Using similar manipulations to the standard IS case, one can write
\begin{align}
\text{Var}_q \left( \left( f(x) - I\right) w(x) \right) &= \text{Var}_q \left( \left| f(x) - I\right| w(x) \right) + \mathbf{E}_p \left[ |f(x) - I| \right]^2 \\
&= \text{Var}_q \left( \left| f(x) - I\right| w(x) \right) + \text{Var}_{q_*} \left( \left( f(x) - I\right) w(x) \right),
\end{align}
where the optimal $q$ is now instead given by
\begin{align}
q_*(x) &= \frac{p(x) |f(x) - I|}{\mathbf{E}_p \left[ |f(x) - I| \right]}.
\end{align}
Again, some manipulations allow us to write the variance expression as
\begin{align}
\text{Var}_q \left( \left( f(x) - I\right) w(x) \right) &= \mathbf{E}_p \left[ |f(x) - I| \right]^2 \cdot \chi^2 ( q_*, q) + \text{Var}_{q_*} \left( f(x) w(x) \right).
\end{align}
An important distinction with the standard IS case is that unless $f$ is constant (in which case there is no need for Monte Carlo), then even the estimator corresponding to the optimal $q$ will always have a positive variance.
## Examples
It is interesting to revisit the task of rare event estimation through the lens of self-normalised importance sampling, as distinct from standard importance sampling. Recall the setup: $f(x) = \mathbf{I} [x \in A]$, for some set $A \subset \mathbf{X}$, and the quantity of interest is $p_A = \mathbf{P}_p ( X \in A) \ll 1$.
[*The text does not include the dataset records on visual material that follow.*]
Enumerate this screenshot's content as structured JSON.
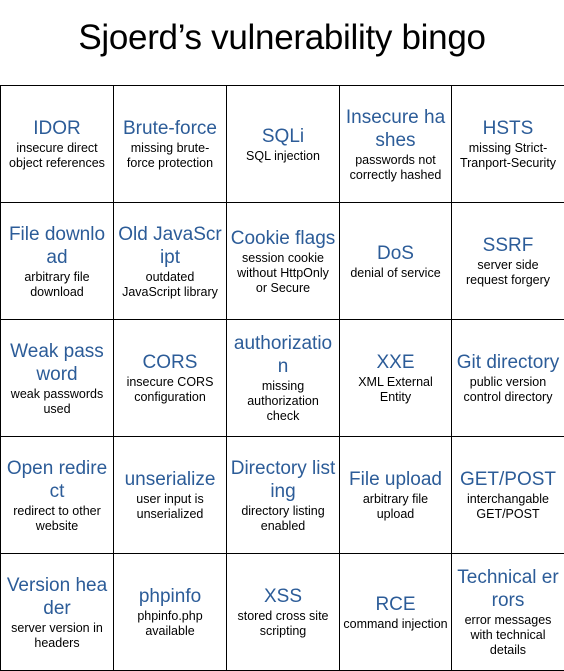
{
  "title": "Sjoerd’s vulnerability bingo",
  "colors": {
    "heading": "#2c5c98",
    "description": "#000000",
    "grid_lines": "#000000",
    "background": "#ffffff"
  },
  "cells": [
    {
      "heading": "IDOR",
      "description": "insecure direct object references"
    },
    {
      "heading": "Brute-force",
      "description": "missing brute-force protection"
    },
    {
      "heading": "SQLi",
      "description": "SQL injection"
    },
    {
      "heading": "Insecure hashes",
      "description": "passwords not correctly hashed"
    },
    {
      "heading": "HSTS",
      "description": "missing Strict-Tranport-Security"
    },
    {
      "heading": "File download",
      "description": "arbitrary file download"
    },
    {
      "heading": "Old JavaScript",
      "description": "outdated JavaScript library"
    },
    {
      "heading": "Cookie flags",
      "description": "session cookie without HttpOnly or Secure"
    },
    {
      "heading": "DoS",
      "description": "denial of service"
    },
    {
      "heading": "SSRF",
      "description": "server side request forgery"
    },
    {
      "heading": "Weak password",
      "description": "weak passwords used"
    },
    {
      "heading": "CORS",
      "description": "insecure CORS configuration"
    },
    {
      "heading": "authorization",
      "description": "missing authorization check"
    },
    {
      "heading": "XXE",
      "description": "XML External Entity"
    },
    {
      "heading": "Git directory",
      "description": "public version control directory"
    },
    {
      "heading": "Open redirect",
      "description": "redirect to other website"
    },
    {
      "heading": "unserialize",
      "description": "user input is unserialized"
    },
    {
      "heading": "Directory listing",
      "description": "directory listing enabled"
    },
    {
      "heading": "File upload",
      "description": "arbitrary file upload"
    },
    {
      "heading": "GET/POST",
      "description": "interchangable GET/POST"
    },
    {
      "heading": "Version header",
      "description": "server version in headers"
    },
    {
      "heading": "phpinfo",
      "description": "phpinfo.php available"
    },
    {
      "heading": "XSS",
      "description": "stored cross site scripting"
    },
    {
      "heading": "RCE",
      "description": "command injection"
    },
    {
      "heading": "Technical errors",
      "description": "error messages with technical details"
    }
  ]
}
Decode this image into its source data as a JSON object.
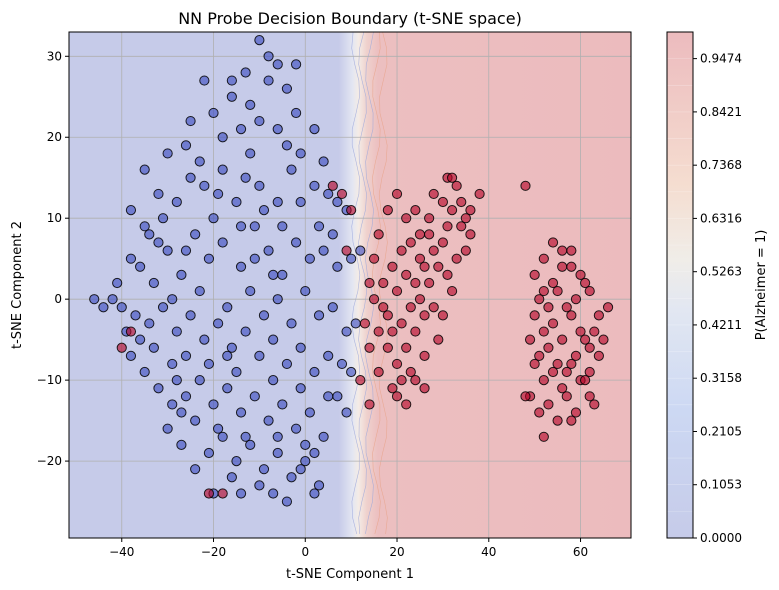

We now write the optimal SNIS importance distribution:
\begin{align}
q_*(x) &= \frac{p(x) |\mathbf{I} [x \in A] - p_A|}{\mathbf{E}_p \left[ |\mathbf{I} [x \in A] - p_A| \right]} \\
&= \frac{p(x) |\mathbf{I} [x \in A] - p_A|}{2p_A(1-p_A)}.
\end{align}
Note that now $q_* \left( A \right) = q_* \left( A^\complement \right)$, i.e. the optimal importance distribution places half of its mass in the set $A$, and half of its mass on its complement. So even if we were able to sample directly from the restriction of $p$ to $A$, when using self-normalisation, this will be sub-optimal.
In general, it is harder to find analytic forms for the asymptotic variance of SNIS in concrete examples, due to the absolute value sign in the optimal importance distribution. Moreover, the presence of this expression often means that $q_*$ will have zero density at some location in the bulk of its support, which typically leads to some sampling difficulties. It is thus somewhat more common to devise importance distributions which resemble the optimal choice for standard importance sampling, despite the potential loss in efficiency.
## Conclusion
While standard importance sampling is a powerful tool, it does not directly apply to situations in which the normalising constant of the measure of interest is unknown. The technique of self-normalisation is a systematic way of handling this deficiency, and broadens the scope of problems to which IS can be applied. There are some important differences between IS and SNIS (such as the different conditions for optimality), but conceptually there is a common through line: sample more densely in regions of the space which contribute most to the integral of interest.
Having built up these tools in the basic Monte Carlo setting, one can begin to develop these ideas towards applications in more challenging, high-dimensional problems. One can construct IS estimators in high dimension by utilising on extended state-space constructions (as in e.g. Sequential Monte Carlo (Samplers), Annealed Importance Sampling), replacing exact sampling by approximate sampling (e.g. using Markov chain methods to sample from $q$), and other related strategies. We will dip into such approaches in subsequent posts.